Le picotement salé des embruns en moins, l’hémicycle de l’Assemblée nationale ressemble parfois à un bord de mer. Une mer d’huile, par temps calme, qui peut rapidement virer à la tempête. Les connaisseurs de l’Assemblée le savent : le vent tourne vite au-dessus du Palais-Bourbon.

Ce mercredi 21 mars, c’est marée haute. Comme lors de chaque séance de questions au gouvernement, les bancs de l’hémicycle sont particulièrement fournis, peuplés de députés avides d’assister aux réponses des ministres à leurs interpellations. Nicole Belloubet, garde des sceaux, se présente au micro. Dans sa veste fuchsia, elle va répondre au député Les Républicains Philippe Gosselin.

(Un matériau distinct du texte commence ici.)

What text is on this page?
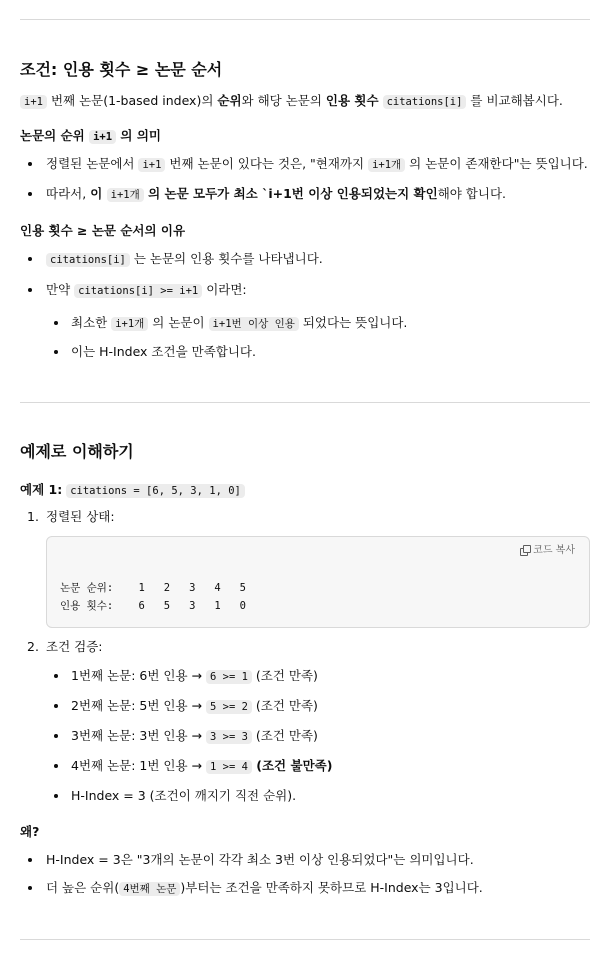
조건: 인용 횟수 ≥ 논문 순서

i+1 번째 논문(1-based index)의 순위와 해당 논문의 인용 횟수 citations[i] 를 비교해봅시다.

논문의 순위 i+1 의 의미
정렬된 논문에서 i+1 번째 논문이 있다는 것은, "현재까지 i+1개 의 논문이 존재한다"는 뜻입니다.
따라서, 이 i+1개 의 논문 모두가 최소 `i+1번 이상 인용되었는지 확인해야 합니다.
인용 횟수 ≥ 논문 순서의 이유
citations[i] 는 논문의 인용 횟수를 나타냅니다.
만약 citations[i] >= i+1 이라면:
최소한 i+1개 의 논문이 i+1번 이상 인용 되었다는 뜻입니다.
이는 H-Index 조건을 만족합니다.
예제로 이해하기

예제 1: citations = [6, 5, 3, 1, 0]

1. 정렬된 상태:
코드 복사
논문 순위:    1   2   3   4   5
인용 횟수:    6   5   3   1   0
2. 조건 검증:
1번째 논문: 6번 인용 → 6 >= 1 (조건 만족)
2번째 논문: 5번 인용 → 5 >= 2 (조건 만족)
3번째 논문: 3번 인용 → 3 >= 3 (조건 만족)
4번째 논문: 1번 인용 → 1 >= 4 (조건 불만족)
H-Index = 3 (조건이 깨지기 직전 순위).
왜?
H-Index = 3은 "3개의 논문이 각각 최소 3번 이상 인용되었다"는 의미입니다.
더 높은 순위( 4번째 논문 )부터는 조건을 만족하지 못하므로 H-Index는 3입니다.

L’avenir du droit d’amendement

L’élu de la Manche avait commencé en énumérant les réformes impopulaires et critiques de son camp à l’égard du gouvernement. « Je devrais vous parler de la hausse de la CSG, de l’abandon des territoires ruraux, des 80 km/h », avait-il lancé. Mais il est un sujet de mécontentement propre au Parlement que l’élu a préféré aborder : l’avenir du droit d’amendement. Cette question est devenue l’un des points de crispation de la réforme constitutionnelle en cours de rédaction.

Depuis que le premier ministre a, dans une première copie, proposé de limiter le dépôt d’amendements en fonction de la taille des groupes, les parlementaires d’opposition s’indignent contre ce qu’ils qualifient d’atteinte au pluralisme. Des doutes existent quant à l’intention de l’exécutif de véritablement mettre en place cette disposition, mais tant que sa copie définitive n’est pas dévoilée, les oppositions disposent toujours de ce bâton pour battre le gouvernement.

« Nous ne pouvons pas accepter que les oppositions soient bâillonnées. C’est le peuple qui serait bâillonné, c’est les Français qui seraient bâillonnés », a donc assené Philippe Gosselin dans l’hémicycle, sous les applaudissements de ses collègues d’opposition. La semaine précédente déjà, Edouard Philippe avait répondu à une interpellation similaire d’André Chassaigne, chef de file des communistes, sans apaiser ces inquiétudes.

L’opposition déserte les bancs

« Je ne crois pas que le gouvernement ait pour ambition de bâillonner nos représentants », a rétorqué Nicole Belloubet, ancienne membre du Conseil constitutionnel, à M. Gosselin. Mais il y a un mais. Selon la ministre, si l’amendement « fait partie du droit d’initiative législative des députés », « il faut cesser de confondre la forme, c’est-à-dire le nombre, et le fond c’est-à-dire la qualité ». En sous-entendant que les députés céderaient au quantitatif, mais surtout en mettant son grain de sel dans les affaires des députés, la ministre a trouvé la corde à tourner le vent parlementaire. En quelques secondes, accusée d’attenter à la séparation des pouvoirs, elle a provoqué le retrait de la marée, l’opposition désertant les bancs en signe de protestation.

En ce type de circonstances, le flot mène inévitablement les députés dans un même endroit. La salle des Quatre-Colonnes, lieu de rencontre des politiques et des journalistes, se peuple alors de présidents de groupes et de « gros » mots. « Déni de démocratie » (André Chassaigne). « C’est insupportable » (Olivier Faure, Parti socialiste). « Mépris du gouvernement à l’égard de la démocratie » (Marine Le Pen, Front national). « Une incroyable agression » (Jean-Luc Mélenchon, La France insoumise). Richard Ferrand, chef de file la majorité et député du Finistère, n’y voyant, lui, que « quelques potaches qui ont simplement voulu faire un incident pour faire parler d’eux ».

Quelques minutes plus tard, les travaux reprenaient normalement dans l’hémicycle après quelques brefs rappels au règlement. Jean-Luc Mélenchon a notamment rappelé que, sous la IIIe République, un ministre avait démissionné pour avoir simplement applaudi un parlementaire. « A l’époque, on avait les nerfs très fragiles », a lancé le chef de file des Insoumis dans une enceinte qui avait retrouvé une activité normale. Le calme avant la prochaine tempête.